Neighborhood: Point Breeze

Where you’ll find him in the Northside: Legends of the North Shore, Monterey Pub, Mattress factory and the Allegheny Observatory

What do you think is the most important project in the Northside right now?

There are a couple. Obviously the Garden Theater district is long overdue, and it needs to be an anchor for Federal North…I like the approach of bringing in local businesses instead of big box retail stores.

How would you divide resources between different neighborhoods?

There has to be priorities for each neighborhood based on community feedback. I would work with communities to establish priorities regarding what can realistically be done with what resources are there.

I think one of the things I bring that no other candidate has is extensive experience in neighborhood revitalization… I’ve worked with over $4 billion in community development money, and I know how to bring communities and developers together.


As Mayor, what initiatives would you push that would most directly affect city residents?

I basically believe in sweating the small stuff. I believe in Mayor Giuliani’s broken window theory. If you let a broken window go, there will be garbage. You’ve got to fix the broken window.

I think we’ve been lax about going after absentee land lords and building code violations.

 

Jack Wagner

wagnerJob: Former Pennsylvania Auditor General

Neighborhood: Point Breeze

Where you’ll find him in the Northside:Montery Pub, Banjo Night and Riverview Park trails

What do you think is the most important project in the Northside right now?

I think it’s a continuation on improving the quality of life on the Northside that really matters and making sure that city government is working every way it can in business districts like East Ohio Street and in individual neighborhoods like Troy Hill.  You can’t pick one over the other. You look at the North Shore and all it represents of what can happen as far as bringing in jobs and people.

How would you divide resources between different neighborhoods?

I think it’s vitally important that every neighborhood has opportunities to get the resources they need, and we need more resources.

I think one of the strengths I bring to the table is my ability to communicate well with Harrisburg and bring some of those funds to the city.
As Mayor, what initiatives would you push that would most directly affect city residents?

Public safety is high priority because it’s people’s minds, and that means supporting Zone 1 and city firefighters.

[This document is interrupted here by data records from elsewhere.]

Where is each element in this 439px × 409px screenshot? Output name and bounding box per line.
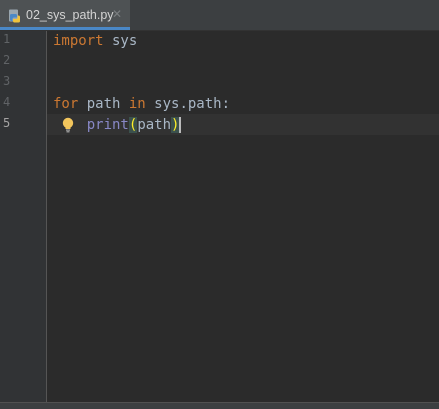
keyword-for: for <box>53 96 79 112</box>
tab-02-sys-path[interactable]: 02_sys_path.py ✕ <box>0 0 130 30</box>
code-text: path <box>78 96 129 112</box>
code-text: path <box>137 117 172 133</box>
line-number: 3 <box>3 74 11 88</box>
code-editor[interactable]: import sys for path in sys.path: print(p… <box>47 31 439 402</box>
editor-tab-bar: 02_sys_path.py ✕ <box>0 0 439 31</box>
keyword-import: import <box>53 33 104 49</box>
close-paren-match: ) <box>171 117 180 133</box>
code-text: sys.path: <box>145 96 231 112</box>
code-text: sys <box>103 33 138 49</box>
line-number-gutter[interactable]: 1 2 3 4 5 <box>0 31 47 402</box>
python-file-icon <box>9 9 20 23</box>
line-number: 1 <box>3 32 11 46</box>
keyword-in: in <box>128 96 146 112</box>
line-number: 4 <box>3 95 11 109</box>
close-icon[interactable]: ✕ <box>112 7 122 21</box>
code-line-1[interactable]: import sys <box>53 31 137 52</box>
text-caret <box>179 117 181 133</box>
line-number: 2 <box>3 53 11 67</box>
builtin-print: print <box>86 117 129 133</box>
line-number-current: 5 <box>3 116 11 130</box>
tab-label: 02_sys_path.py <box>26 8 114 22</box>
code-line-5[interactable]: print(path) <box>53 115 181 136</box>
code-line-4[interactable]: for path in sys.path: <box>53 94 230 115</box>
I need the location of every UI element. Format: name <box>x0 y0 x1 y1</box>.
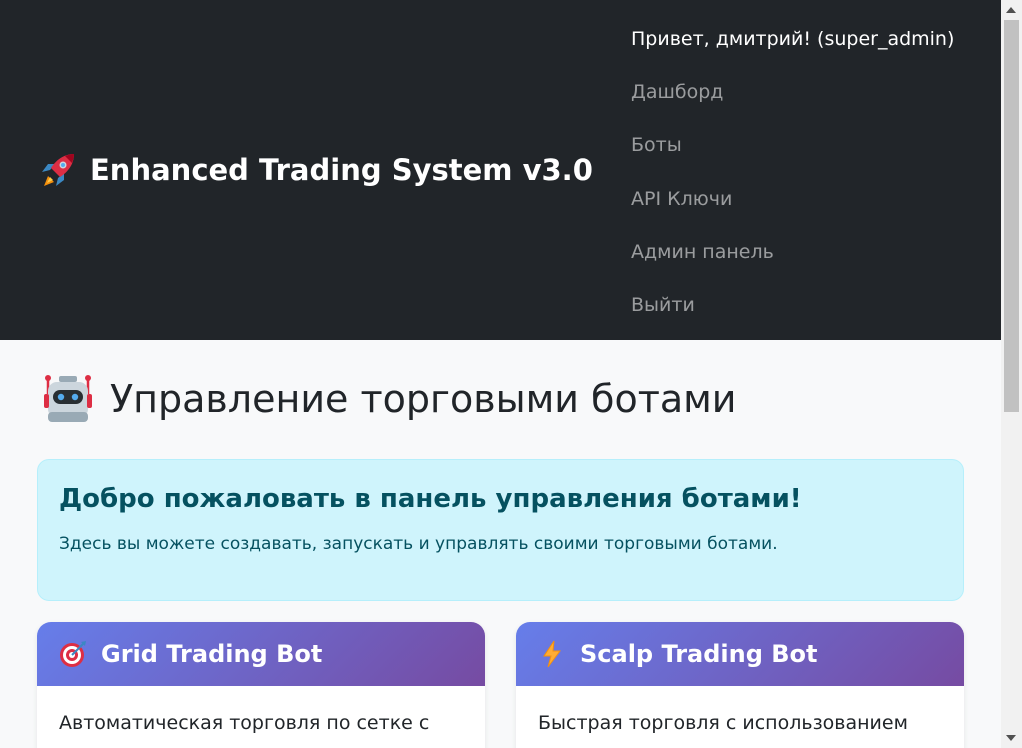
alert-text: Здесь вы можете создавать, запускать и у… <box>59 534 778 554</box>
lightning-icon <box>538 640 566 668</box>
top-navbar: Enhanced Trading System v3.0 Привет, дми… <box>0 0 1001 340</box>
nav-item-logout[interactable]: Выйти <box>631 288 954 341</box>
nav-item-dashboard[interactable]: Дашборд <box>631 75 954 128</box>
welcome-alert: Добро пожаловать в панель управления бот… <box>37 459 964 601</box>
nav-menu: Привет, дмитрий! (super_admin) Дашборд Б… <box>631 22 954 341</box>
grid-bot-card: Grid Trading Bot Автоматическая торговля… <box>37 622 485 748</box>
target-icon <box>59 640 87 668</box>
vertical-scrollbar[interactable] <box>1001 0 1022 748</box>
page-title-text: Управление торговыми ботами <box>110 377 737 421</box>
card-header: Grid Trading Bot <box>37 622 485 686</box>
scalp-bot-card: Scalp Trading Bot Быстрая торговля с исп… <box>516 622 964 748</box>
card-description: Быстрая торговля с использованием <box>538 712 908 734</box>
rocket-icon <box>40 152 76 188</box>
alert-heading: Добро пожаловать в панель управления бот… <box>59 484 802 514</box>
robot-icon <box>44 374 92 424</box>
nav-item-admin-panel[interactable]: Админ панель <box>631 235 954 288</box>
card-title: Scalp Trading Bot <box>580 640 818 668</box>
card-description: Автоматическая торговля по сетке с <box>59 712 430 734</box>
nav-item-bots[interactable]: Боты <box>631 128 954 181</box>
card-header: Scalp Trading Bot <box>516 622 964 686</box>
scrollbar-thumb[interactable] <box>1004 20 1019 412</box>
page-title: Управление торговыми ботами <box>44 374 737 424</box>
scroll-down-icon[interactable] <box>1006 735 1016 741</box>
user-greeting: Привет, дмитрий! (super_admin) <box>631 28 955 50</box>
scroll-up-icon[interactable] <box>1006 7 1016 13</box>
brand-title: Enhanced Trading System v3.0 <box>90 153 593 187</box>
card-title: Grid Trading Bot <box>101 640 323 668</box>
page: Enhanced Trading System v3.0 Привет, дми… <box>0 0 1022 748</box>
nav-item-api-keys[interactable]: API Ключи <box>631 182 954 235</box>
brand-link[interactable]: Enhanced Trading System v3.0 <box>40 152 593 188</box>
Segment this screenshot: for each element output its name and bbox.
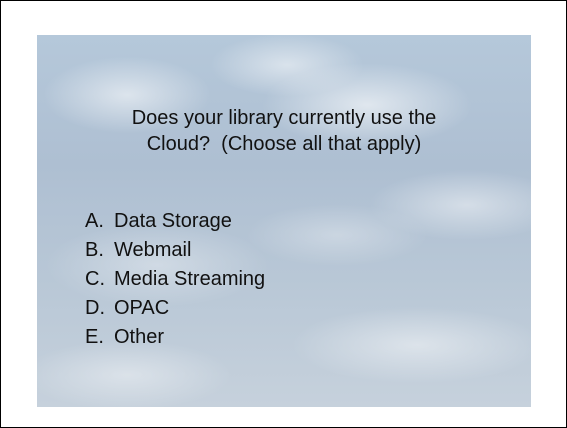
question-text: Does your library currently use the Clou… <box>37 105 531 157</box>
option-letter: B. <box>85 239 104 261</box>
option-label: Webmail <box>114 239 192 261</box>
question-line-2: Cloud? (Choose all that apply) <box>146 133 422 155</box>
option-b: B. Webmail <box>85 236 265 265</box>
page-frame: Does your library currently use the Clou… <box>0 0 567 428</box>
question-line-1: Does your library currently use the <box>131 107 437 129</box>
option-c: C. Media Streaming <box>85 265 265 294</box>
option-letter: D. <box>85 297 105 319</box>
option-label: OPAC <box>114 297 170 319</box>
option-label: Media Streaming <box>114 268 266 290</box>
option-label: Data Storage <box>114 210 232 232</box>
answer-options-list: A. Data Storage B. Webmail C. Media Streami… <box>85 207 265 352</box>
option-a: A. Data Storage <box>85 207 265 236</box>
option-label: Other <box>114 326 165 348</box>
option-d: D. OPAC <box>85 294 265 323</box>
option-letter: C. <box>85 268 105 290</box>
option-letter: E. <box>85 326 104 348</box>
slide-cloud-background: Does your library currently use the Clou… <box>37 35 531 407</box>
option-e: E. Other <box>85 323 265 352</box>
option-letter: A. <box>85 210 104 232</box>
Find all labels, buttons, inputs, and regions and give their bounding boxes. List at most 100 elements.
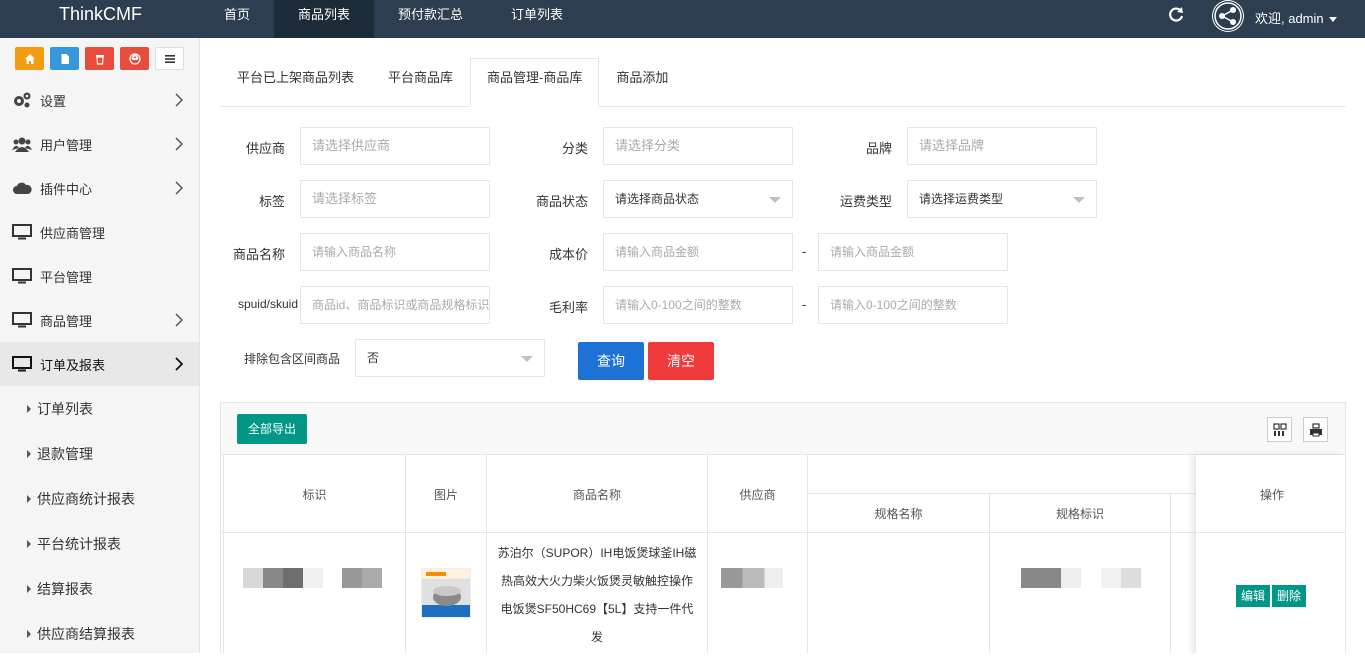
sidebar-item-product-mgmt[interactable]: 商品管理 [0, 298, 199, 342]
monitor-icon [12, 310, 32, 330]
sidebar-sub-supplier-report[interactable]: 供应商统计报表 [0, 476, 199, 521]
sidebar-sub-label: 订单列表 [37, 400, 93, 417]
col-line [405, 455, 406, 653]
caret-down-icon [521, 356, 533, 362]
sidebar-item-label: 商品管理 [40, 313, 93, 329]
caret-right-icon [27, 405, 31, 413]
margin-min-input[interactable]: 请输入0-100之间的整数 [603, 286, 793, 324]
sidebar-item-supplier-mgmt[interactable]: 供应商管理 [0, 210, 199, 254]
file-button[interactable] [50, 47, 79, 70]
col-line [486, 455, 487, 653]
status-select[interactable]: 请选择商品状态 [603, 180, 793, 218]
caret-down-icon [769, 197, 781, 203]
margin-label: 毛利率 [548, 300, 588, 315]
sidebar-sub-label: 平台统计报表 [37, 535, 121, 552]
sidebar-sub-settlement-report[interactable]: 结算报表 [0, 566, 199, 611]
blurred-id-part [342, 568, 382, 588]
clear-button[interactable]: 清空 [648, 342, 714, 380]
sidebar-sub-supplier-settlement[interactable]: 供应商结算报表 [0, 611, 199, 656]
category-select[interactable]: 请选择分类 [603, 127, 793, 165]
chevron-right-icon [175, 137, 183, 151]
ops-column: 操作 编辑 删除 [1195, 455, 1345, 653]
trash-button[interactable] [85, 47, 114, 70]
refresh-icon[interactable] [1167, 6, 1185, 24]
caret-down-icon [1329, 17, 1338, 23]
cost-max-input[interactable]: 请输入商品金额 [818, 233, 1008, 271]
blurred-spec-id-part2 [1101, 568, 1141, 588]
sidebar: 设置 用户管理 插件中心 供应商管理 平台管理 商品管理 订单及报表 订单列表 … [0, 38, 200, 653]
tab-platform-listed[interactable]: 平台已上架商品列表 [220, 58, 371, 107]
shipping-select-value: 请选择运费类型 [919, 192, 1004, 206]
th-image: 图片 [433, 488, 458, 502]
brand-select[interactable]: 请选择品牌 [907, 127, 1097, 165]
status-label: 商品状态 [535, 194, 588, 209]
table-toolbar: 全部导出 [221, 403, 1345, 455]
range-dash: - [802, 297, 807, 312]
user-menu[interactable]: 欢迎, admin [1255, 8, 1338, 27]
users-icon [12, 134, 32, 154]
shipping-label: 运费类型 [839, 194, 892, 209]
edit-button[interactable]: 编辑 [1236, 585, 1271, 607]
supplier-label: 供应商 [245, 141, 285, 156]
sidebar-quick-buttons [0, 38, 199, 78]
monitor-icon [12, 354, 32, 374]
tag-label: 标签 [258, 194, 285, 209]
sidebar-sub-order-list[interactable]: 订单列表 [0, 386, 199, 431]
home-button[interactable] [15, 47, 44, 70]
caret-right-icon [27, 630, 31, 638]
trash-icon [95, 54, 104, 65]
sidebar-sub-label: 供应商统计报表 [37, 490, 135, 507]
sidebar-item-users[interactable]: 用户管理 [0, 122, 199, 166]
col-line [707, 455, 708, 653]
delete-button[interactable]: 删除 [1272, 585, 1307, 607]
search-button[interactable]: 查询 [578, 342, 644, 380]
export-all-button[interactable]: 全部导出 [237, 414, 307, 444]
caret-right-icon [27, 585, 31, 593]
recycle-button[interactable] [120, 47, 149, 70]
caret-right-icon [27, 450, 31, 458]
sidebar-item-plugins[interactable]: 插件中心 [0, 166, 199, 210]
product-thumbnail[interactable] [421, 568, 471, 618]
sidebar-sub-refunds[interactable]: 退款管理 [0, 431, 199, 476]
caret-down-icon [1073, 197, 1085, 203]
brand-logo[interactable]: ThinkCMF [59, 4, 142, 25]
list-button[interactable] [155, 47, 184, 70]
spuid-input[interactable]: 商品id、商品标识或商品规格标识 [300, 286, 490, 324]
sidebar-item-orders-reports[interactable]: 订单及报表 [0, 342, 199, 386]
tag-select[interactable]: 请选择标签 [300, 180, 490, 218]
topnav-home[interactable]: 首页 [200, 0, 274, 38]
exclude-range-select[interactable]: 否 [355, 339, 545, 377]
sidebar-sub-platform-report[interactable]: 平台统计报表 [0, 521, 199, 566]
columns-button[interactable] [1267, 417, 1292, 442]
topnav-prepay-summary[interactable]: 预付款汇总 [374, 0, 487, 38]
monitor-icon [12, 266, 32, 286]
caret-right-icon [27, 540, 31, 548]
blurred-spec-id [1021, 568, 1061, 588]
blurred-spec-id-part [1061, 568, 1081, 588]
chevron-right-icon [175, 357, 183, 371]
cloud-icon [12, 178, 32, 198]
sidebar-item-platform-mgmt[interactable]: 平台管理 [0, 254, 199, 298]
gears-icon [12, 90, 32, 110]
tab-bar: 平台已上架商品列表 平台商品库 商品管理-商品库 商品添加 [220, 58, 1346, 107]
cost-min-input[interactable]: 请输入商品金额 [603, 233, 793, 271]
supplier-select[interactable]: 请选择供应商 [300, 127, 490, 165]
print-button[interactable] [1303, 417, 1328, 442]
avatar[interactable] [1212, 0, 1244, 32]
home-icon [24, 53, 35, 64]
sidebar-item-settings[interactable]: 设置 [0, 78, 199, 122]
caret-right-icon [27, 495, 31, 503]
topnav-order-list[interactable]: 订单列表 [487, 0, 587, 38]
topnav-product-list[interactable]: 商品列表 [274, 0, 375, 38]
share-icon [1213, 1, 1243, 31]
range-dash: - [802, 244, 807, 259]
chevron-right-icon [175, 181, 183, 195]
tab-add-product[interactable]: 商品添加 [599, 58, 685, 107]
exclude-range-label: 排除包含区间商品 [243, 352, 340, 366]
shipping-select[interactable]: 请选择运费类型 [907, 180, 1097, 218]
tab-product-library[interactable]: 商品管理-商品库 [470, 58, 600, 107]
columns-icon [1272, 422, 1287, 436]
margin-max-input[interactable]: 请输入0-100之间的整数 [818, 286, 1008, 324]
tab-platform-library[interactable]: 平台商品库 [371, 58, 470, 107]
product-name-input[interactable]: 请输入商品名称 [300, 233, 490, 271]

I would also look at quality of life issues by making sure that absentee landlords are taking care of their properties, and that means having close working relationships with neighborhood groups, business districts and community development corporations.

I also think the mayor needs to be a strong supporter of public education, because education is critically important to addressing social problems.

 

Jake Wheatley

jakewheatleyCurrent job: State Representative

Neighborhood: The Hill District

Where you’ll find him in the Northside: Running throuh the Central Northside, Young Brothers Bar and Carmi Family Restaurant

What do you think is the most important project in the Northside right now?

They’re all very important… The East Ohio Street corridor I think is something that we need to focus on.  We’ve always tried to support our neighborhood gateways.Residential housing projects in Manchester, Brightwood and the Mexican War Streets are also going to play a key role. All of these things are important and vital, and it’s important that they all link together.

 

How would you divide resources between different neighborhoods?

You need to look at the different neighborhoods and identify projects that will be catalytic and lead to real change in neighborhoods. We don’t have an endless supply of tax dollars, but we will look at what neighborhoods individually.

We will do our best to make sure we have a fair and transparent system that isn’t based on who you know, but on what value is in your project and how it can help or save a neighborhood.


As Mayor, what initiatives would you push that would most directly affect city residents?

You need to look at the different neighborhoods and identify projects that will be catalytic and lead to real change in neighborhoods. We don’t have an endless supply of tax dollars, but we will look at what neighborhoods individually.

We will do our best to make sure we have a fair and transparent system that isn’t based on who you know, but on what value is in your project and how it can help or save a neighborhood.